An expenditure made in connection with a machine being used by an enterprise should be:
A. expensed immediately if it merely extends the useful life but does not improve the quality.
B. expensed immediately if it merely improves the quality but does not extend the useful life.
C. capitalized if it maintains the machine in normal operating condition.
D. capitalized if it increases the quantity of units produced by the machine.
D. capitalized if it increases the quantity of units produced by the machine.
Expenditures made in connection with assets being used by an entity should be capitalized if (a) the useful life of the asset is increased, (b) the quantity of units produced by the assets is increased, or (c) the quality of the units produced by the asset is enhanced. All other expenditures of this nature should be expensed when incurred. The only alternative that correctly completes the question is (D).
Cayo Casta Cabins Corporation recently purchased Ship Island Resort and Casino and the land on which it is located with the plan to tear down the resort and build a new luxury hotel on the site. Cayo Casta Cabin Corporation salvaged fixtures and wood flooring from Ship Island prior to demolishing the building. The proceeds from the sale of the salvaged materials should be
a. recorded as a reduction of the cost of the land.

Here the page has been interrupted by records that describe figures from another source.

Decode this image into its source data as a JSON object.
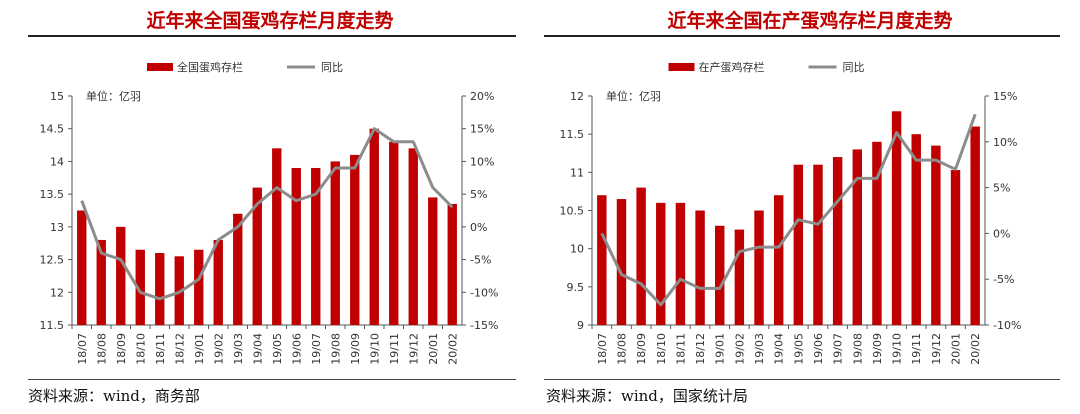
{
  "chart_data": [
    {
      "type": "bar+line",
      "title": "近年来全国蛋鸡存栏月度走势",
      "unit_label": "单位：亿羽",
      "legend": [
        "全国蛋鸡存栏",
        "同比"
      ],
      "categories": [
        "18/07",
        "18/08",
        "18/09",
        "18/10",
        "18/11",
        "18/12",
        "19/01",
        "19/02",
        "19/03",
        "19/04",
        "19/05",
        "19/06",
        "19/07",
        "19/08",
        "19/09",
        "19/10",
        "19/11",
        "19/12",
        "20/01",
        "20/02"
      ],
      "series": [
        {
          "name": "全国蛋鸡存栏",
          "axis": "left",
          "type": "bar",
          "values": [
            13.25,
            12.8,
            13.0,
            12.65,
            12.6,
            12.55,
            12.65,
            12.8,
            13.2,
            13.6,
            14.2,
            13.9,
            13.9,
            14.0,
            14.1,
            14.5,
            14.3,
            14.2,
            13.45,
            13.35
          ]
        },
        {
          "name": "同比",
          "axis": "right",
          "type": "line",
          "values": [
            4.0,
            -4.0,
            -5.0,
            -10.0,
            -11.0,
            -10.0,
            -8.0,
            -2.0,
            0.0,
            3.5,
            6.0,
            4.0,
            5.0,
            9.0,
            9.0,
            15.0,
            13.0,
            13.0,
            6.0,
            3.0
          ]
        }
      ],
      "ylim_left": [
        11.5,
        15
      ],
      "yticks_left": [
        "11.5",
        "12",
        "12.5",
        "13",
        "13.5",
        "14",
        "14.5",
        "15"
      ],
      "ylim_right": [
        -15,
        20
      ],
      "yticks_right": [
        "-15%",
        "-10%",
        "-5%",
        "0%",
        "5%",
        "10%",
        "15%",
        "20%"
      ],
      "source": "资料来源：wind，商务部"
    },
    {
      "type": "bar+line",
      "title": "近年来全国在产蛋鸡存栏月度走势",
      "unit_label": "单位：亿羽",
      "legend": [
        "在产蛋鸡存栏",
        "同比"
      ],
      "categories": [
        "18/07",
        "18/08",
        "18/09",
        "18/10",
        "18/11",
        "18/12",
        "19/01",
        "19/02",
        "19/03",
        "19/04",
        "19/05",
        "19/06",
        "19/07",
        "19/08",
        "19/09",
        "19/10",
        "19/11",
        "19/12",
        "20/01",
        "20/02"
      ],
      "series": [
        {
          "name": "在产蛋鸡存栏",
          "axis": "left",
          "type": "bar",
          "values": [
            10.7,
            10.65,
            10.8,
            10.6,
            10.6,
            10.5,
            10.3,
            10.25,
            10.5,
            10.7,
            11.1,
            11.1,
            11.2,
            11.3,
            11.4,
            11.8,
            11.5,
            11.35,
            11.03,
            11.6
          ]
        },
        {
          "name": "同比",
          "axis": "right",
          "type": "line",
          "values": [
            0.0,
            -4.5,
            -5.5,
            -7.8,
            -5.0,
            -6.0,
            -6.0,
            -2.0,
            -1.5,
            -1.5,
            1.5,
            1.0,
            3.5,
            6.0,
            6.0,
            11.0,
            8.0,
            8.0,
            7.0,
            13.0
          ]
        }
      ],
      "ylim_left": [
        9,
        12
      ],
      "yticks_left": [
        "9",
        "9.5",
        "10",
        "10.5",
        "11",
        "11.5",
        "12"
      ],
      "ylim_right": [
        -10,
        15
      ],
      "yticks_right": [
        "-10%",
        "-5%",
        "0%",
        "5%",
        "10%",
        "15%"
      ],
      "source": "资料来源：wind，国家统计局"
    }
  ],
  "colors": {
    "bar": "#c00000",
    "line": "#8c8c8c",
    "title": "#c00000",
    "axis": "#555555"
  }
}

b. recognized as an extraordinary gain in the year the hotel is torn down.
c. recorded as a reduction of the cost of the new hotel.
d. recognized as revenue in the period of the sale.
a. recorded as a reduction of the cost of the land.
The cost of property acquired by the issuance of securities which are actively traded on an organized exchange is equal to:
a. the book value of the property acquired.
b. the market value of the securities.
c. the original cost of the securities.
d. the par value of the securities.
b. the market value of the securities.